Vietnam's Central Highlands coffee belt has identified 200,000 hectares of land, half of which would be used to nearly double the region's rubber plantations to 220,000 hectares by 2010, state media reported on Monday.
The region, comprising five provinces which produce 80 percent of Vietnam's total coffee output, has 116,000 hectares (acres) of rubber under plantation at present, the Vietnam News daily said on Monday.
Vietnam, the world's fourth-largest natural rubber exporter, plans to plant 100,000 hectares of rubber by 2010 in four provinces of Daklak, Gia Lai, Contemn and Dark Nong as part of a programme aimed at improving the life of ethnic minority tribes in the area.
A Vietnam News Agency report said 71 percent of the total 202,200 hectares (500,000 acres) identified in the five provinces for growing rubber are currently bamboo plantations, although they are not highly productive.
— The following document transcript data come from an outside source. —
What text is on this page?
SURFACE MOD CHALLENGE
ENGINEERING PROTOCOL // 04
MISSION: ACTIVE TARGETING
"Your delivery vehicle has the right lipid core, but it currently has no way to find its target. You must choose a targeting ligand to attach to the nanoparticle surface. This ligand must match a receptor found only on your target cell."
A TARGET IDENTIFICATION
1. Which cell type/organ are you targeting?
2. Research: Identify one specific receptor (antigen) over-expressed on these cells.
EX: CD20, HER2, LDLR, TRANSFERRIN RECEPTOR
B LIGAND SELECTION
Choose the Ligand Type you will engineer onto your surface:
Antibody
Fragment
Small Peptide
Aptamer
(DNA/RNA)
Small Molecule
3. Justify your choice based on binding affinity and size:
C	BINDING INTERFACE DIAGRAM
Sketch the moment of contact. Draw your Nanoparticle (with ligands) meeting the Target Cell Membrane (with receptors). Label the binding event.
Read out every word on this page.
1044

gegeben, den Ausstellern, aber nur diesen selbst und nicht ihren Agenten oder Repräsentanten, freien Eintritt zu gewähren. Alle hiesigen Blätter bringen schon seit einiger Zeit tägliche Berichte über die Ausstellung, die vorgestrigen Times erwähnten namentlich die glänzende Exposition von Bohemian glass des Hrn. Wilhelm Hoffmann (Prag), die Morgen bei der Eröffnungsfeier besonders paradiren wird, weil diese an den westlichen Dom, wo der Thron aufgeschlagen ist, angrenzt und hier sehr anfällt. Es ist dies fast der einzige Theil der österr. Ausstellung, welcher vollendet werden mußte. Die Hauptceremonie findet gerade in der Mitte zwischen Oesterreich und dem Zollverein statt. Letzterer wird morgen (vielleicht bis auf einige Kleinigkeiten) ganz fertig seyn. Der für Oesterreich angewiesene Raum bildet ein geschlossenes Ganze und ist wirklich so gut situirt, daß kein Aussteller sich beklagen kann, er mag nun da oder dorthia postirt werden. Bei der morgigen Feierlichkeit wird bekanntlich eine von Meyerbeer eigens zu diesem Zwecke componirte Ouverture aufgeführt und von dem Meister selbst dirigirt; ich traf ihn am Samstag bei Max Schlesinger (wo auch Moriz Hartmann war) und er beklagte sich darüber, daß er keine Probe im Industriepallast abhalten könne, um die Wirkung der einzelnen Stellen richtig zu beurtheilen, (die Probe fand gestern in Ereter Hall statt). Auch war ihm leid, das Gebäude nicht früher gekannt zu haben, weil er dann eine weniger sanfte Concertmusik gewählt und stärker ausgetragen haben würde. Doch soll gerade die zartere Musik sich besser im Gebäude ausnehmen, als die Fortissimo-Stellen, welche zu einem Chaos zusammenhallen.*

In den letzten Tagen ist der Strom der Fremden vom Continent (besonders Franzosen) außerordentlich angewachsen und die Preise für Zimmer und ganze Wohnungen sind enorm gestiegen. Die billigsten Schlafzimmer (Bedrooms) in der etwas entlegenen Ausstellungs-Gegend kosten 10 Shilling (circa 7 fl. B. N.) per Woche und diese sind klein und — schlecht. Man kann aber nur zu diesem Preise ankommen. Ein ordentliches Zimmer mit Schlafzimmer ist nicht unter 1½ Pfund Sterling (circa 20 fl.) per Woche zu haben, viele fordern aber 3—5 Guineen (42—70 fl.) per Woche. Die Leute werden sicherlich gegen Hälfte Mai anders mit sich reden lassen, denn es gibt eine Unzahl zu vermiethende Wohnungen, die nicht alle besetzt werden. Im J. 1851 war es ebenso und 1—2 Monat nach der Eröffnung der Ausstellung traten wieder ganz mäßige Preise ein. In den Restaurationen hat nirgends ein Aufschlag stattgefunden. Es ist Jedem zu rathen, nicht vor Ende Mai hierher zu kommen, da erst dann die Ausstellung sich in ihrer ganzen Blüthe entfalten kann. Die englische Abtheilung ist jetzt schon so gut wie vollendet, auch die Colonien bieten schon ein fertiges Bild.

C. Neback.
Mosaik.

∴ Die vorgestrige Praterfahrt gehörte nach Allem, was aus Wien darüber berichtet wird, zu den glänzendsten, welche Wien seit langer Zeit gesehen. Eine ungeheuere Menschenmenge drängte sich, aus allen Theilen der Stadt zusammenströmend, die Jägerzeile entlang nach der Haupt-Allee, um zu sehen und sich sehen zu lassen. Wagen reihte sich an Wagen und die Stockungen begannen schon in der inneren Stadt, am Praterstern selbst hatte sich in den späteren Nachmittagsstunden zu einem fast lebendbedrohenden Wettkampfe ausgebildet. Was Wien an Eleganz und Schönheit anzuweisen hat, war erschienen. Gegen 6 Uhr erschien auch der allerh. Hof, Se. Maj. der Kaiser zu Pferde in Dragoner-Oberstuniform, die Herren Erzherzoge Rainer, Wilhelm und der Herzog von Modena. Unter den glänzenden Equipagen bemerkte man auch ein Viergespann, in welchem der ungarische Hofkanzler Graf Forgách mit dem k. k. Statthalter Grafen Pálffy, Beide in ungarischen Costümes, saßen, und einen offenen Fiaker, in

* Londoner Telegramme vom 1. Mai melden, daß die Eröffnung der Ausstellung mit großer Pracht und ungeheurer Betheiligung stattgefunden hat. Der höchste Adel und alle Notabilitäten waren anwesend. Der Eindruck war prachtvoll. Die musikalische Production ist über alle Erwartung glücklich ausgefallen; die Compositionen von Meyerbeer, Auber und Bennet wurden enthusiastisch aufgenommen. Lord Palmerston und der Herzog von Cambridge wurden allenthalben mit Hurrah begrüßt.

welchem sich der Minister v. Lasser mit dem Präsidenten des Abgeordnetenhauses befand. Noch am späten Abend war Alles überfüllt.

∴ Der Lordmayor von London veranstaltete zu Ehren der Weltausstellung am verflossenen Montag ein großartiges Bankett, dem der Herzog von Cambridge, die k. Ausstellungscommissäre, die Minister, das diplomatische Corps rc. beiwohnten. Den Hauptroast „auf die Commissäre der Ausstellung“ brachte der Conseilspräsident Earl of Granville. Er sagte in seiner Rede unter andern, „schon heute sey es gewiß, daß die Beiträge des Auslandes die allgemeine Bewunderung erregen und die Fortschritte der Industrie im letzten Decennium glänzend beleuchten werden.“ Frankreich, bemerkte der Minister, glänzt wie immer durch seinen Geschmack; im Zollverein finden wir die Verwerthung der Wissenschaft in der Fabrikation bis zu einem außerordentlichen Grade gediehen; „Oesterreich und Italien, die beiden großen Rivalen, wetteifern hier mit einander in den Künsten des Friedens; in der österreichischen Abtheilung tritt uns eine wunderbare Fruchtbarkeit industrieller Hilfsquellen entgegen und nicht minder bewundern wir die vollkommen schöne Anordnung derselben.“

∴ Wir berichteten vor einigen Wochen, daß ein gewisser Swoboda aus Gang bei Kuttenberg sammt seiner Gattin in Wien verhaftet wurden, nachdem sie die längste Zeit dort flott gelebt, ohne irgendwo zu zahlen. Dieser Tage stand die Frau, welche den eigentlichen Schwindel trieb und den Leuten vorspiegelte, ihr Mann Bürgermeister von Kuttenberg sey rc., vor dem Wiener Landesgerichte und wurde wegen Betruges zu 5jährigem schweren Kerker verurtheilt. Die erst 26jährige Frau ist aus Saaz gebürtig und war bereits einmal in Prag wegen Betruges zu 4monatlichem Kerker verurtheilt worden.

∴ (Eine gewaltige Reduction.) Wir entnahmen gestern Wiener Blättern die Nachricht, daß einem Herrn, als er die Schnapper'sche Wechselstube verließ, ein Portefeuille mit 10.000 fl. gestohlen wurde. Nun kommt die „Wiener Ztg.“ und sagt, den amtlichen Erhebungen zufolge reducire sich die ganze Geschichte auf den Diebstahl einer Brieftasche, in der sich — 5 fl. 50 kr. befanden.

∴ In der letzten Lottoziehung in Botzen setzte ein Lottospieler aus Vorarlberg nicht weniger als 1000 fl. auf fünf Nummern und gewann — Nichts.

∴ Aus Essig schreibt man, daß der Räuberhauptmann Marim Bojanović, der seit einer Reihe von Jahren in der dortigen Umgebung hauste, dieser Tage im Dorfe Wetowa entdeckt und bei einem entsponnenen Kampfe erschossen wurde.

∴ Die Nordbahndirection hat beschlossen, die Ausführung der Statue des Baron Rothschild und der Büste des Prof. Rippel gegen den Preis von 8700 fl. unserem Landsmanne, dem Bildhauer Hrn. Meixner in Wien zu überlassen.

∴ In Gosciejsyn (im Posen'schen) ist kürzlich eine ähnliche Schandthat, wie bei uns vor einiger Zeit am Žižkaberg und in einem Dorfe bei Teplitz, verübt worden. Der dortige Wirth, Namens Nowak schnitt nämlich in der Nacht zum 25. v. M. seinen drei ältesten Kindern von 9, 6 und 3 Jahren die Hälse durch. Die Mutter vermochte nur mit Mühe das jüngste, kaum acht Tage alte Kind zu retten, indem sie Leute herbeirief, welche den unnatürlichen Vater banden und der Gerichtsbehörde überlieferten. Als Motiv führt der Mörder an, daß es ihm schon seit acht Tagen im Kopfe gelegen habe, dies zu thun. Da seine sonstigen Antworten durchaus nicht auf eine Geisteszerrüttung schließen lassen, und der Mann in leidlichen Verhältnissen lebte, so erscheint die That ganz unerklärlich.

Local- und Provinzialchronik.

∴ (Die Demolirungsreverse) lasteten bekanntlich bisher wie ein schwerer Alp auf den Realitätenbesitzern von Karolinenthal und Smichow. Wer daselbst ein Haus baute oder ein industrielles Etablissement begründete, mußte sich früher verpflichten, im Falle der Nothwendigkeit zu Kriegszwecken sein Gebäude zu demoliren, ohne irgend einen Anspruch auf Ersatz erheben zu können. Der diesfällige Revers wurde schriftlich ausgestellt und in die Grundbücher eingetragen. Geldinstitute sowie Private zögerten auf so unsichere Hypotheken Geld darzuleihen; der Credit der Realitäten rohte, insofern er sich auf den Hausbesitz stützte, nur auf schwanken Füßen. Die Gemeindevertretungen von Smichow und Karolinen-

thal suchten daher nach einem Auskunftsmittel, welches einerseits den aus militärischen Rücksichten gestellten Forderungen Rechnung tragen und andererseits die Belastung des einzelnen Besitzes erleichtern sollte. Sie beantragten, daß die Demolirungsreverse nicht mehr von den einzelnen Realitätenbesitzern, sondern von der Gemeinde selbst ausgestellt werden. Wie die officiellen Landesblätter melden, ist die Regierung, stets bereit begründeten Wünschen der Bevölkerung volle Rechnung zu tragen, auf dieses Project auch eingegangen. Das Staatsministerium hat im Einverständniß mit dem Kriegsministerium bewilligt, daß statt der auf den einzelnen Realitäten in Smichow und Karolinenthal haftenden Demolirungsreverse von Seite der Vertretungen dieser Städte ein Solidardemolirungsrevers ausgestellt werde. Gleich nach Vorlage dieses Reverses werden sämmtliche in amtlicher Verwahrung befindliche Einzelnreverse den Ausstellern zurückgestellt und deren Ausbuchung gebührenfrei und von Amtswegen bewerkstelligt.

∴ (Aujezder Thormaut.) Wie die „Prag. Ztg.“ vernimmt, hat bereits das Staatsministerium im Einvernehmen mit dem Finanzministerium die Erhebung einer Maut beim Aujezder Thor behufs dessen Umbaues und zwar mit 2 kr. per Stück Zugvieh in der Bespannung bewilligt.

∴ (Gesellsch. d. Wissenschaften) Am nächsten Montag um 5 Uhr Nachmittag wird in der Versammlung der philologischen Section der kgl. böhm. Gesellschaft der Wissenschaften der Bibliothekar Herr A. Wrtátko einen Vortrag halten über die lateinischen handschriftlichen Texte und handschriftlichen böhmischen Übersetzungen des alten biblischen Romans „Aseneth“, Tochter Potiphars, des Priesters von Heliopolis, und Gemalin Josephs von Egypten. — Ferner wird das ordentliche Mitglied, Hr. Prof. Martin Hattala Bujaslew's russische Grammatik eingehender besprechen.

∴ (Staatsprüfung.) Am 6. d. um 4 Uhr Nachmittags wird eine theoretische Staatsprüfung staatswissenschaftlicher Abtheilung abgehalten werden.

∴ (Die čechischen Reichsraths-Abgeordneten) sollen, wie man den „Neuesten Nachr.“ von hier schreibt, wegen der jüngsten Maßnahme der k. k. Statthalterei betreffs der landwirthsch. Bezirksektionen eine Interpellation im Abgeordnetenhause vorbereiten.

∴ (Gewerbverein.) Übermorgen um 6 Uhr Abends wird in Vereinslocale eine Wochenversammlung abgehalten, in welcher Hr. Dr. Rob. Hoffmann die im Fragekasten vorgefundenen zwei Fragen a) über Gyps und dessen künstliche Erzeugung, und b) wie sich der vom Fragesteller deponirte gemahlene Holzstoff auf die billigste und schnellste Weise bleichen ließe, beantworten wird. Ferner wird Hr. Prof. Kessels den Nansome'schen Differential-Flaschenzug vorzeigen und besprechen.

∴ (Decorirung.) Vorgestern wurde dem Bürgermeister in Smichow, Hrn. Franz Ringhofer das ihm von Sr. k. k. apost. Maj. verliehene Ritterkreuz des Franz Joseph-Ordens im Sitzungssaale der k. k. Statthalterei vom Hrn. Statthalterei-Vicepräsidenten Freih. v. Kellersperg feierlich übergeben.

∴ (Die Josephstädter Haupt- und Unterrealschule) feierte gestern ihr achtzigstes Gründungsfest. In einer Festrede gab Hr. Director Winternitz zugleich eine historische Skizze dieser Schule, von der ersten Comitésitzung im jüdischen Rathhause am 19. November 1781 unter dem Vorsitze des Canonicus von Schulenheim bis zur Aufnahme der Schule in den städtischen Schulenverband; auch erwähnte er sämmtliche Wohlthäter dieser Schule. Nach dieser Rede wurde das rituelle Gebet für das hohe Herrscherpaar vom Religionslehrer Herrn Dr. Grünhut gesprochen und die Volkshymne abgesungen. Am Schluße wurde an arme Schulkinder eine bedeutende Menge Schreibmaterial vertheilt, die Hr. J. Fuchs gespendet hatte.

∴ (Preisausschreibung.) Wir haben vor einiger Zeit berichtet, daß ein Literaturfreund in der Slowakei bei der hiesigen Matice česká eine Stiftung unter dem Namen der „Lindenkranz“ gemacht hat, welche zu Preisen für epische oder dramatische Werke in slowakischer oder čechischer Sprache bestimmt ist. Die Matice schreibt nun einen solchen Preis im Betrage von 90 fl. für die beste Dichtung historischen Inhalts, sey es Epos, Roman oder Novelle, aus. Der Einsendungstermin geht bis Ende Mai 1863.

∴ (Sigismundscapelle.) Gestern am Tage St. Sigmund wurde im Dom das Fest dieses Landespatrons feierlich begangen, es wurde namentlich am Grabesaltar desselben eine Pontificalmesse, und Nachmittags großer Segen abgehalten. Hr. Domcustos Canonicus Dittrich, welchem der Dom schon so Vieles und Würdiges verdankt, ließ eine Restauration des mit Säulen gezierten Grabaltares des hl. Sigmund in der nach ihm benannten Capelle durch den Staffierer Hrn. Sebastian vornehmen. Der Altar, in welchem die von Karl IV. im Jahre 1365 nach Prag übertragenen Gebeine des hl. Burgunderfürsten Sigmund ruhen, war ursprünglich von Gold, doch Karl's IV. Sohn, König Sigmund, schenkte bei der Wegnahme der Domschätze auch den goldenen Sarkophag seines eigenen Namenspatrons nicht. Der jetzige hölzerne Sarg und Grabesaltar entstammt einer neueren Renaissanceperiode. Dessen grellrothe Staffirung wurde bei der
Rubber trees can also be grown on nearly 37,000 hectares of unused land plus 22,000 hectares now used for coffee and other crops but which are also of low productivity, it added.
A government steering committee overseeing the Central Highlands development, which met on Sunday, said increasing crop yields and agricultural production should help improve the life of the highland farmers, the Vietnam News daily said.
The region is already Vietnam's largest coffee growing area, producing 800,000 tonnes or 13.3 million 60-kg bags of coffee from the harvest that ended in January. Vietnam has a total 490,700 hectares of rubber cultivation. It aims to raise latex output by 13 percent to 700,000 tonnes by 2010 from 620,000 tonnes forecast for 2007.
In 2006 Vietnamese companies started planting rubber trees in the Central Highlands and also in neighbouring Laos and Cambodia to boost output. It takes between five and seven years before rubber trees are mature enough to provide latex.